Condannati Sinesi e i suoi sodali. In Appello confermate le pene inflitte in primo grado per il racket dei parcheggi al conservificio di pomodori Princes (processo “Saturno”, in alto il video dell’operazione del 2016). Gli uomini del boss, capo della batteria Sinesi-Francavilla, alias “lo zio”, avrebbero imposto il pizzo ai camionisti, 50 euro a testa per posteggiare il veicolo e consegnare il pomodoro senza subire ritorsioni.
A Sinesi confermati i 12 anni (l’uomo è già al 41 bis a Rebibbia), in quanto ritenuto mandante. 10 anni per Cosimo Giardiello e Luigi Speranza, 8 per Raffaele La Tegola. Luciano Cupo optò per il rito abbreviato e fu condannato in via definitiva a 4 anni per estorsione e spaccio. Previsto il ricorso in Cassazione da parte degli avvocati difensori.

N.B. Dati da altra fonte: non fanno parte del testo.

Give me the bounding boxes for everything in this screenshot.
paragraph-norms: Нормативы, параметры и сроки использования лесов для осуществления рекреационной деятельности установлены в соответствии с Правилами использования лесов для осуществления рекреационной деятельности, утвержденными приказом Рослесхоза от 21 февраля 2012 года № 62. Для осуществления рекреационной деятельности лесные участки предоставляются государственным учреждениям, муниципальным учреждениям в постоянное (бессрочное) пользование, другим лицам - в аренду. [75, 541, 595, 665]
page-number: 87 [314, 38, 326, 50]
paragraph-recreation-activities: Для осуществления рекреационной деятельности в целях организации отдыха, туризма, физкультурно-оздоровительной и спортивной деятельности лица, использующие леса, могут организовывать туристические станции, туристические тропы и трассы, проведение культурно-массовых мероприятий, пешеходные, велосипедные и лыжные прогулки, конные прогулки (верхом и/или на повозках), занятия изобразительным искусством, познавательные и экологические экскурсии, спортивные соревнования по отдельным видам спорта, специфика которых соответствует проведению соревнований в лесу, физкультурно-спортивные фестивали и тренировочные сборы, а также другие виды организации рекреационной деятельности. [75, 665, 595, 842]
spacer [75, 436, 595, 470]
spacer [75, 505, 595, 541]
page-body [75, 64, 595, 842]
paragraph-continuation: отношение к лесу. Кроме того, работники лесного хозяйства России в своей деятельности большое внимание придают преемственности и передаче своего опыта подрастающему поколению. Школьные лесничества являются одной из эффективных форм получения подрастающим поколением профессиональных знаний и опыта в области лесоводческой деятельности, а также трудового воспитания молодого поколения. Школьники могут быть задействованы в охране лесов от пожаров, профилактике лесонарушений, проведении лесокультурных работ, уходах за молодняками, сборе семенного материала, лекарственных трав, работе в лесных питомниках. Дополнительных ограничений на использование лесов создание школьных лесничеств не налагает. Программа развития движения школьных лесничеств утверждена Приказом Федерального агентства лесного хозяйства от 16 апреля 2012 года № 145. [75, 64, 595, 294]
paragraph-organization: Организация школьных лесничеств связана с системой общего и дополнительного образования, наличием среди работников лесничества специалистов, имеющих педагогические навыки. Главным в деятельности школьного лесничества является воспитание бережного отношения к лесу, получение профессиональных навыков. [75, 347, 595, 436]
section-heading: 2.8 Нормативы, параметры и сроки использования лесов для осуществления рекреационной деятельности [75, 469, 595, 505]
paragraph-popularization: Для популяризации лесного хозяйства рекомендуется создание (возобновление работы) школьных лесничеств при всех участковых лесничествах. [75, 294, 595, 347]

Già la sentenza di primo grado, come detto, accolse i pareri dell’accusa che per Sinesi aveva chiesto proprio 12 anni – con aggravante della mafiosità. Nelle carte dell’inchiesta – sulle quali ha fatto leva il pm della DDA, Giuseppe Maralfa -, le intercettazioni ambientali che avrebbero confermato l’esistenza del pagamento di un pizzo per posteggiare i tir all’esterno della Princes. “Una semplice guardiania” secondo la difesa. Abusiva, certo, ma organizzata dagli stessi camionisti decisi ad assumere qualcuno che sorvegliasse i mezzi. Dalle presunte vittime nessun sostegno agli inquirenti, nonostante le discordanze emerse e le intercettazioni in possesso degli investigatori. Un processo che per i giudici è stato caratterizzato da paura e omertà.
Anche per Giardiello, 45enne titolare di un’azienda di trasporti che avrebbe spinto i colleghi a pagare la protezione del clan, l’accusa ha visto confermata la richiesta a 10 anni di carcere. Stesso dicasi di Speranza. Per La Tegola, invece, la richiesta iniziale fu di 4 anni e 8 mesi ma il giudice ha optato per una pena più severa.
“Gli autotrasportatori si trovavano davanti a un gruppo criminale altamente terribile – riporta la Gazzetta del Mezzogiorno pubblicando stralci delle motivazioni -; il grado d’oppressione patita si coglie nell’intercettazione ambientale in cui una vittima diceva che ‘manco a Napoli succedono queste cose’. Sul territorio di Foggia si è mosso un gruppo, con Roberto Sinesi che stava riorganizzando le fila dell’organizzazione mafiosa da lui condotta, che operava con metodi puramente mafiosi, risolvendo i problemi per i camionisti che pagavano le somme pretese. Né il pizzo di 50 euro al mese per ogni camion che posteggiava deve apparire irrisorio – riporta ancora la testata -, perché è evidente che il programma criminoso fosse finalizzato a estendere l’imposizione a quanti più autotrasportatori possibili, una volta avviato il regime estorsivo: moltiplicando l’importo dovuto mensilmente dal singolo autotrasportatore per il numero di veicoli in sosta davanti al conservificio in attesa di scaricare il pomodoro, affiora un bersaglio economico tutt’altro che trascurabile”.